OTTAWA - Prime Minister Justin Trudeau says Canada spearheaded an international declaration denouncing state-sponsored arbitrary detentions because of China's decision to imprison Michael Kovrig and Michael Spavor.
Trudeau made the connection for the first time Friday during a federal election campaign appearance in Windsor, Ont.
In February, when the federal government announced that it had created a coalition of dozens of countries denouncing the practice, it played down any connection that it was specifically targeting China, which has been angered by the declaration, nonetheless.
Foreign Affairs Minister Marc Garneau said at the time the declaration was "country agnostic" and was meant to be a broad denunciation of a coercive practices taking place in numerous countries, including Russia, Iran and North Korea.
But on Friday, when asked about Canada's exclusion from a new American-Australian-British alliance on intelligence sharing in the Indo-Pacific region, Trudeau touted a number of other Canadian geopolitical alliances, including its historic role in NATO and its relatively new effort on calling out state-sponsored arbitrary detention.
"We continue to be there as a strong proponent for multilateralism, including on moving forward on things like the international agreement on arbitrary detentions that obviously stems from the arbitrary detention of Michael Kovrig and Michael Spavor, but that concerns all countries around the world," Trudeau said.
While the government has routinely branded Kovrig and Spavor's arrests by China as arbitrary, and called for their release, it went to great lengths not to portray the new arbitrary-detention initiative as something that was aimed directly at China.

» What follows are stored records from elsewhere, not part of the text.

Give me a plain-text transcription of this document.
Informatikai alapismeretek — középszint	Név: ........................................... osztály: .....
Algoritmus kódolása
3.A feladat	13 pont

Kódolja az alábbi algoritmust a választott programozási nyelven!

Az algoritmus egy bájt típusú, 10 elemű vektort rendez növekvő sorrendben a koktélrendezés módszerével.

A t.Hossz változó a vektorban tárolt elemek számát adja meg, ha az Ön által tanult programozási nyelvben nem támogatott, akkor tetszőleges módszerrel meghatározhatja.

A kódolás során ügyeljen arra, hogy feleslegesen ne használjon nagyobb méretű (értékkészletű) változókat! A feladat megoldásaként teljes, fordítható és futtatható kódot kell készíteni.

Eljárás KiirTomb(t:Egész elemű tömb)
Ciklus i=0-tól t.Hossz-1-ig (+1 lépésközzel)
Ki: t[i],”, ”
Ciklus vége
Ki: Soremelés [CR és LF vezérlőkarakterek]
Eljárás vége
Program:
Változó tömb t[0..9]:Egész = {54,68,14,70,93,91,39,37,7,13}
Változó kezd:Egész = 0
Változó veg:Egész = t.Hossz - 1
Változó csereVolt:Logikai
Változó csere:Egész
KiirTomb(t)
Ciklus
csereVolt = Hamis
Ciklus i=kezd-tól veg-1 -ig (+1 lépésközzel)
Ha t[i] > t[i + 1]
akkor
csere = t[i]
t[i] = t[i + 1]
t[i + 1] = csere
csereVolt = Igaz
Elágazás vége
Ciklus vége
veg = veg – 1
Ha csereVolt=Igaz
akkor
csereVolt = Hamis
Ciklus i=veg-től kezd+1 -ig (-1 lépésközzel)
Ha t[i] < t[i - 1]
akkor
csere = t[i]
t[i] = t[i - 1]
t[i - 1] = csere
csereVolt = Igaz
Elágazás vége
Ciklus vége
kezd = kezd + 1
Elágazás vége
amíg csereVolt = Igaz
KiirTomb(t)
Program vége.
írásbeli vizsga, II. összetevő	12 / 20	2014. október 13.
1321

China has accused the two men of being spies, a claim rejected by Canada and its allies. The arrests are widely viewed as retaliation for the RCMP's December 2018 arrest of Chinese high-tech executive Meng Wanzhou on an American extradition request.
The new declaration was born out of a year of behind-the-scenes international diplomacy in 2020 and was led by Garneau's predecessor as foreign affairs minister, Francois-Philippe Champagne. More than 60 countries have since signed on to the new pact, which doesn't have any mechanism to force offending countries to adhere to it.

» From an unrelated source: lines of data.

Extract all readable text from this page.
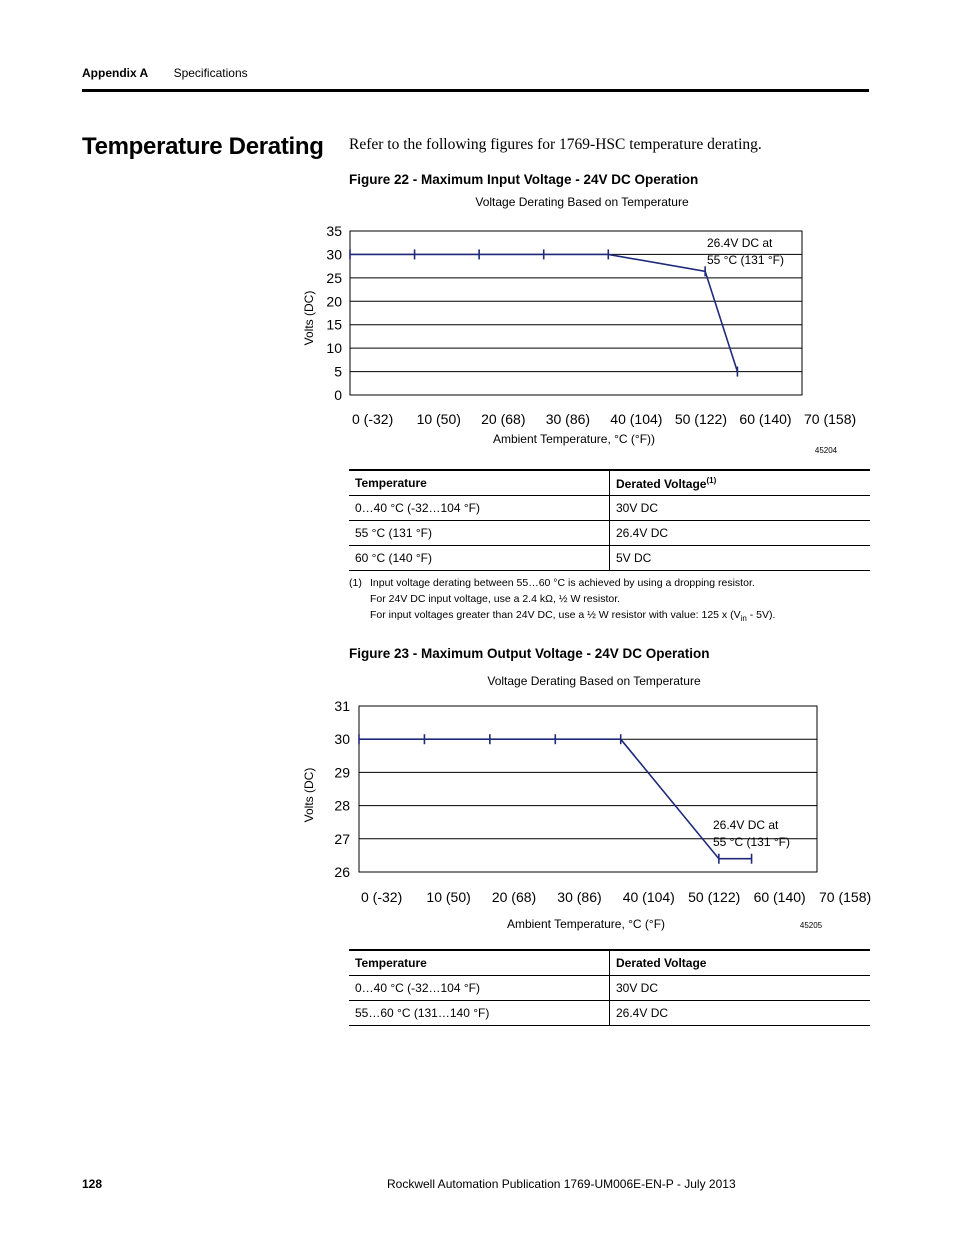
Appendix A Specifications
Temperature Derating Refer to the following figures for 1769-HSC temperature derating.
Figure 22 - Maximum Input Voltage - 24V DC Operation
Voltage Derating Based on Temperature
0
5
10
15
20
25
30
35
0 (-32) 10 (50) 20 (68) 30 (86) 40 (104) 50 (122) 60 (140) 70 (158)
Ambient Temperature, °C (°F))
Volts (DC)
26.4V DC at
55 °C (131 °F)
45204
Temperature	Derated Voltage$^{(1)}$
0…40 °C (-32…104 °F)	30V DC
55 °C (131 °F)	26.4V DC
60 °C (140 °F)	5V DC
(1) Input voltage derating between 55…60 °C is achieved by using a dropping resistor.
For 24V DC input voltage, use a 2.4 kΩ, ½ W resistor.
For input voltages greater than 24V DC, use a ½ W resistor with value: 125 x $(V_{in} - 5V)$.
Figure 23 - Maximum Output Voltage - 24V DC Operation
Voltage Derating Based on Temperature
26
27
28
29
30
31
0 (-32) 10 (50) 20 (68) 30 (86) 40 (104) 50 (122) 60 (140) 70 (158)
Ambient Temperature, °C (°F)
Volts (DC)
26.4V DC at
55 °C (131 °F)
45205
Temperature	Derated Voltage
0…40 °C (-32…104 °F)	30V DC
55…60 °C (131…140 °F)	26.4V DC
128	Rockwell Automation Publication 1769-UM006E-EN-P - July 2013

China has sharply criticized all attempts by Canada to build an international coalition to press it to release Kovrig and Spavor. And it has dismissed the arbitrary-detention declaration as essentially toothless and lacking the support of the majority of countries.
The unexpected new alliance announced earlier this week between the U.S., the U.K. and Australia, known as AUKUS, raised questions internationally, and in Canada and the U.S.

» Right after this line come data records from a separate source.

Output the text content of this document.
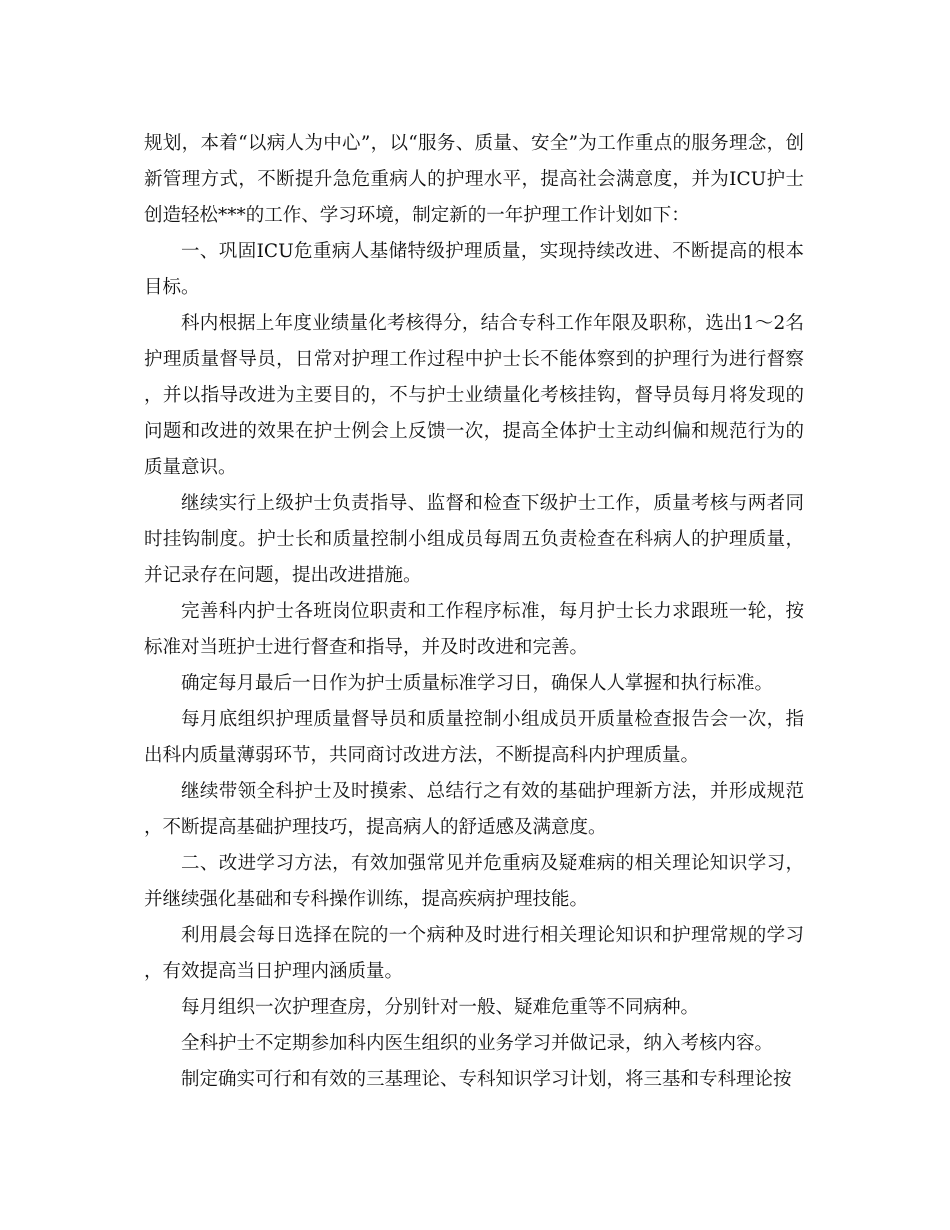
规划，本着“以病人为中心”，以“服务、质量、安全”为工作重点的服务理念，创新管理方式，不断提升急危重病人的护理水平，提高社会满意度，并为ICU护士创造轻松***的工作、学习环境，制定新的一年护理工作计划如下：

一、巩固ICU危重病人基储特级护理质量，实现持续改进、不断提高的根本目标。

科内根据上年度业绩量化考核得分，结合专科工作年限及职称，选出1～2名护理质量督导员，日常对护理工作过程中护士长不能体察到的护理行为进行督察，并以指导改进为主要目的，不与护士业绩量化考核挂钩，督导员每月将发现的问题和改进的效果在护士例会上反馈一次，提高全体护士主动纠偏和规范行为的质量意识。

继续实行上级护士负责指导、监督和检查下级护士工作，质量考核与两者同时挂钩制度。护士长和质量控制小组成员每周五负责检查在科病人的护理质量，并记录存在问题，提出改进措施。

完善科内护士各班岗位职责和工作程序标准，每月护士长力求跟班一轮，按标准对当班护士进行督查和指导，并及时改进和完善。

确定每月最后一日作为护士质量标准学习日，确保人人掌握和执行标准。

每月底组织护理质量督导员和质量控制小组成员开质量检查报告会一次，指出科内质量薄弱环节，共同商讨改进方法，不断提高科内护理质量。

继续带领全科护士及时摸索、总结行之有效的基础护理新方法，并形成规范，不断提高基础护理技巧，提高病人的舒适感及满意度。

二、改进学习方法，有效加强常见并危重病及疑难病的相关理论知识学习，并继续强化基础和专科操作训练，提高疾病护理技能。

利用晨会每日选择在院的一个病种及时进行相关理论知识和护理常规的学习，有效提高当日护理内涵质量。

每月组织一次护理查房，分别针对一般、疑难危重等不同病种。

全科护士不定期参加科内医生组织的业务学习并做记录，纳入考核内容。

制定确实可行和有效的三基理论、专科知识学习计划，将三基和专科理论按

It became an issue on the federal election campaign trail where Conservative Leader Erin O'Toole and NDP Leader Jagmeet Singh criticized Trudeau for Canada's absence from the new pact.
Trudeau shrugged off the criticism, saying Canada continues to be a member of the Five Eyes intelligence-sharing alliance that includes the U.S., Britain, Australia and New Zealand.
He also said the new AUKUS alliance was about bolstering Australia's navy against Chinese ambitions in the region by giving access to American nuclear submarine technology.
"Canada wasn't in the market for nuclear submarines, and therefore, this particular deal didn't involve us," Trudeau said Friday.
David Perry, the vice-president of the Canadian Global Affairs Institute, said the AUKUS alliance is also about closer intelligence sharing, and involves deeper defence industry co-operation and advanced research and development.
"I think it's clearly about more than just subs, and to frame it that way misses an important development," he said.